Golf courses hastily set up photo zones and expanded evening tee times, yet few actually invested in course quality. They were so focused on "rowing while the tide was high" that they ignored where they were heading. Ultimately, MZ golfers began asking fundamental questions: "Is this really worth what I'm paying?"

Government policies aimed at rationalizing golf costs also failed to deliver results. The previous classification of courses into "membership" and "public" was replaced with three categories: membership, non-membership, and public-access. Public-access courses received tax benefits in exchange for green fee caps. But the government did not penalize public-access courses charging above the cap, and it essentially ignored cart and caddie fees, leaving golfers feeling no real difference.

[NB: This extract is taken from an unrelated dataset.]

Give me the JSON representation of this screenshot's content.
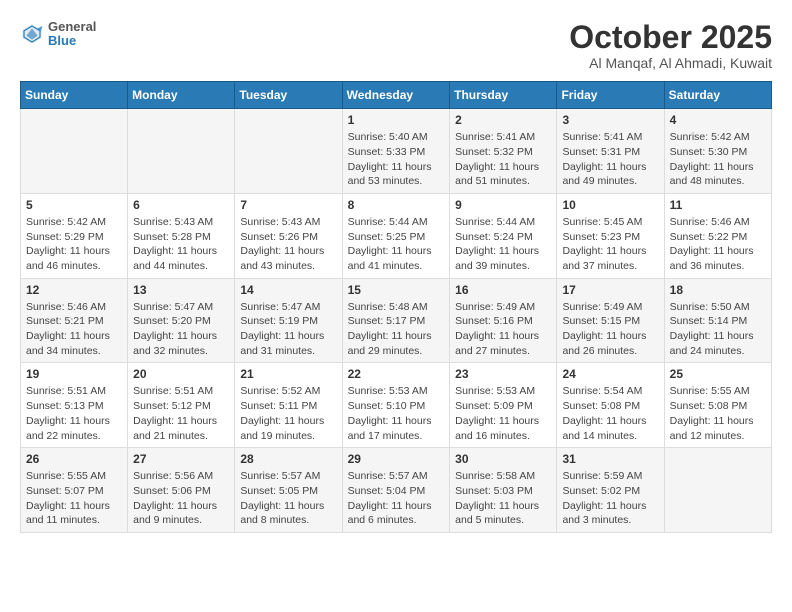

The policy distinguishing public-access and non-membership courses based on tax benefits took full effect in the second half of 2023. Nearly three years later, no clear solution is in sight. Meanwhile, golf courses have been steadily raising cart and caddie fees.

Recently, golf course booking platforms report a meaningful increase in foreign visitors wanting to play in Korea. This could be a second chance for an industry that failed to retain domestic MZ golfers. However, many foreigners who have already experienced Korean courses complain about Korean-only signage, confusing layouts for first-time visitors, and difficulties with check-in and payment. One can't help but worry that the industry may squander the K-culture-driven tailwind, just as it lost the MZ generation.

MZ Golfers Are Not to Blame [Dongsipjagak] - Seoul Economic Daily Opinion News from South Korea
MZ Golfers Are Not to Blame [Dongsipjagak]

AI-translated from Korean. Quotes from foreign sources are based on Korean-language reports and may not reflect exact original wording.